The amp uses a 3A Slo-Blo fuse; you can find info about the amps here:

http://www.jimkelleyamplifiers.com/docs.htm

I don't really want to drop the voltage as low as 100V. 
I trust the transformer to work with my Japanese DJ Mixer, but I wouldn't use it with an amp


----------



## greco (Jul 15, 2007)

WOW! ...this thread has certainly become much more complicated and confusing (to me) than I expected.

jbwelder's links were interesting and very informative/educational.
It was fun (and helpful) to read the the GC forum thread from 2012.

Cheers

Dave


----------



## jb welder (Sep 14, 2010)

Fader said:


> A variac will also lower your filament voltage. The VVR lowers the B+ only.


This is part of the problem that needs to be solved. A power transformer that is designed for 110 or 115V will have proper heater voltage (6.3V) when the line voltage is vintage level. At modern line voltage (125V here) the heater voltage goes too high. This reduces tube life, adds heat, and adds extra load on the heater winding of the power transformer.
VVR is good for reducing plate voltage, but may not help reduce the voltage on the filter caps, and will not reduce heater voltage, which is sometimes required.


----------



## Business (Jul 30, 2013)

So I just bought this one:

http://www.ebay.ca/itm/3-kVA-VARIAC...632?pt=LH_DefaultDomain_0&hash=item487c2dfba0

Total cost of 183$ shipped from Hamilton

I'll get back to you folks when it gets here


----------



## jb welder (Sep 14, 2010)

Nice. That should be bigger than you'll ever need, a wall outlet will only put out 2.4kva on a 20A breaker, only 1.8 if the breaker is 15A.
Don't go by the voltage meter unless you verify it is highly accurate under various line voltage conditions.


----------



## Business (Jul 30, 2013)

jb welder said:


> Nice.

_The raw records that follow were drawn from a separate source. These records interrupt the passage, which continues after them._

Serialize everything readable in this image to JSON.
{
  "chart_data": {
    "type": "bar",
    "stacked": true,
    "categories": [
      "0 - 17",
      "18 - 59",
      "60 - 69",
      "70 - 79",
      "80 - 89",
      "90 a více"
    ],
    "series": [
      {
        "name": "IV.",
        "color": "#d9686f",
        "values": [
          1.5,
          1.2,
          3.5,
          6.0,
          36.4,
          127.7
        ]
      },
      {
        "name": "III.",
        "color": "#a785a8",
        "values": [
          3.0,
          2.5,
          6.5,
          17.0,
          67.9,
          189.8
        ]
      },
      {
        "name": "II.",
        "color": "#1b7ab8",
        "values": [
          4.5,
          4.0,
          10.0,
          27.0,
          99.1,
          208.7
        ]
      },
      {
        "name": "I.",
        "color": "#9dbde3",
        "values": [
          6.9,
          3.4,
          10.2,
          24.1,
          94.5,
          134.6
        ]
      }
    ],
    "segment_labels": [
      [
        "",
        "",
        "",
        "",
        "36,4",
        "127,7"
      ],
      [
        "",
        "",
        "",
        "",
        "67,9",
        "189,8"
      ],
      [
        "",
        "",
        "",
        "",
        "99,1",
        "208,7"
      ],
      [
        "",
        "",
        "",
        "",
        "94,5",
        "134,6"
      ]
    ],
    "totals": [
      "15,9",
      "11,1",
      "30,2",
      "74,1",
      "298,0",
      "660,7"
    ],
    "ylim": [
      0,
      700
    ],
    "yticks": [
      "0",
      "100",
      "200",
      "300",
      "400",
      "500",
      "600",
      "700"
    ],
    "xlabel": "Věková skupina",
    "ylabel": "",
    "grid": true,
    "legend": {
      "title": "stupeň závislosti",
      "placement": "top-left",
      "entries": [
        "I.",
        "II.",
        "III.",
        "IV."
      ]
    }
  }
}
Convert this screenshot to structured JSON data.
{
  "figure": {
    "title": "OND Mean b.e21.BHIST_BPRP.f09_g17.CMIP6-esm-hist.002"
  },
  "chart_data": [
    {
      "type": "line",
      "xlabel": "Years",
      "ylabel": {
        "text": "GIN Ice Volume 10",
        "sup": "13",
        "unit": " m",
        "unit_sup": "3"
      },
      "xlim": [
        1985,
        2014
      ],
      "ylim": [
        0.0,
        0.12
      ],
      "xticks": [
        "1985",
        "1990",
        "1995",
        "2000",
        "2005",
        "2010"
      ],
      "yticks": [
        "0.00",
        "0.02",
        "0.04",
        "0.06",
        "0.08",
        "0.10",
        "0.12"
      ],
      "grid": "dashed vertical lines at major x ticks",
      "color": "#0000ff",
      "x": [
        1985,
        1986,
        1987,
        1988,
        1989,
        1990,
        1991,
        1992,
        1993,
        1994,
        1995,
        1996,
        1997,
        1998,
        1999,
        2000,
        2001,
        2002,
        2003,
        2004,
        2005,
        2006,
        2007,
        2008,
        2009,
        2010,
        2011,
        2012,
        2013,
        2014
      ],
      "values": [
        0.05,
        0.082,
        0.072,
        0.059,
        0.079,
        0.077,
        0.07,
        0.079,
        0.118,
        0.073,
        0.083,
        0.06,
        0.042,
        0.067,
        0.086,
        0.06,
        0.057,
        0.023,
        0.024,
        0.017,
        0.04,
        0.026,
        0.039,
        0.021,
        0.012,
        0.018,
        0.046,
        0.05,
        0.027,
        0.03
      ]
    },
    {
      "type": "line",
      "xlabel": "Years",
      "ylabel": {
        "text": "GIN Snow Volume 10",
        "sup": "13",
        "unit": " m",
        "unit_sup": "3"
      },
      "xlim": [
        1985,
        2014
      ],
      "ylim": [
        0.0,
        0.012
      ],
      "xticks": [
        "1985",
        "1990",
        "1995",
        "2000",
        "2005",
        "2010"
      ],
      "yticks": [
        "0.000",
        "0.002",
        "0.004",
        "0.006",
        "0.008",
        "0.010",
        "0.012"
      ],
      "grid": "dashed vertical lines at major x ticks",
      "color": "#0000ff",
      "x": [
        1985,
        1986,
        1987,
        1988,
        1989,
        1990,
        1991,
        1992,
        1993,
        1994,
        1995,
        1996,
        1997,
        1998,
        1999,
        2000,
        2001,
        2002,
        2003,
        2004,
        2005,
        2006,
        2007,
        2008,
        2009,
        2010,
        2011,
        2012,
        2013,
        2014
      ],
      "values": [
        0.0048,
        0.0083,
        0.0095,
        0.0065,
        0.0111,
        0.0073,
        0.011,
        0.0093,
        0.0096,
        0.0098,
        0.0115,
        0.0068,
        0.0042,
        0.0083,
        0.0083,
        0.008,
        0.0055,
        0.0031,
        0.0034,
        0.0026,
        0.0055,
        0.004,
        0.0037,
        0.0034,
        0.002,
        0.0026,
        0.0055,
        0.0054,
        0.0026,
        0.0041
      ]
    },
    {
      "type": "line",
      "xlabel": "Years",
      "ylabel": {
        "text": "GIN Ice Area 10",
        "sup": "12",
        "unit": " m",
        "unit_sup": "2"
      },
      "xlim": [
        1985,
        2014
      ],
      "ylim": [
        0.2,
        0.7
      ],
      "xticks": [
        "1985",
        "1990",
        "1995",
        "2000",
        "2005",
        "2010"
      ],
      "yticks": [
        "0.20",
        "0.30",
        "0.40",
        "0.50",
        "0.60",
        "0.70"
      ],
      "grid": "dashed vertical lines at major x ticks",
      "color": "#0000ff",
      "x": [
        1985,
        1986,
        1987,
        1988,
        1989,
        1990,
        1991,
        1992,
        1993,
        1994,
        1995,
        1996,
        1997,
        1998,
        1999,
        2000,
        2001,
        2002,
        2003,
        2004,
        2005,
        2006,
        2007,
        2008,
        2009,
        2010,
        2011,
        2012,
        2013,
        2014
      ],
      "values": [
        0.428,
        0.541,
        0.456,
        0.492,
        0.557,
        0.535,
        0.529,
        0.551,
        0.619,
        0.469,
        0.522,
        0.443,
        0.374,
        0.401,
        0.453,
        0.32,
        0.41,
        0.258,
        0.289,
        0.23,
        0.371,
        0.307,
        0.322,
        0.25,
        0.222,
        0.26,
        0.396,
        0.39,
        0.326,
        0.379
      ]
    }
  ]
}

That should be bigger than you'll ever need, a wall outlet will only put out 2.4kva on a 20A breaker, only 1.8 if the breaker is 15A.
> Don't go by the voltage meter unless you verify it is highly accurate under various line voltage conditions.


Thanks for all the info you've provided in this thread
I'll set the voltage on this one with a DMM at 110V, then won't mess around with it unless I change the outlet


----------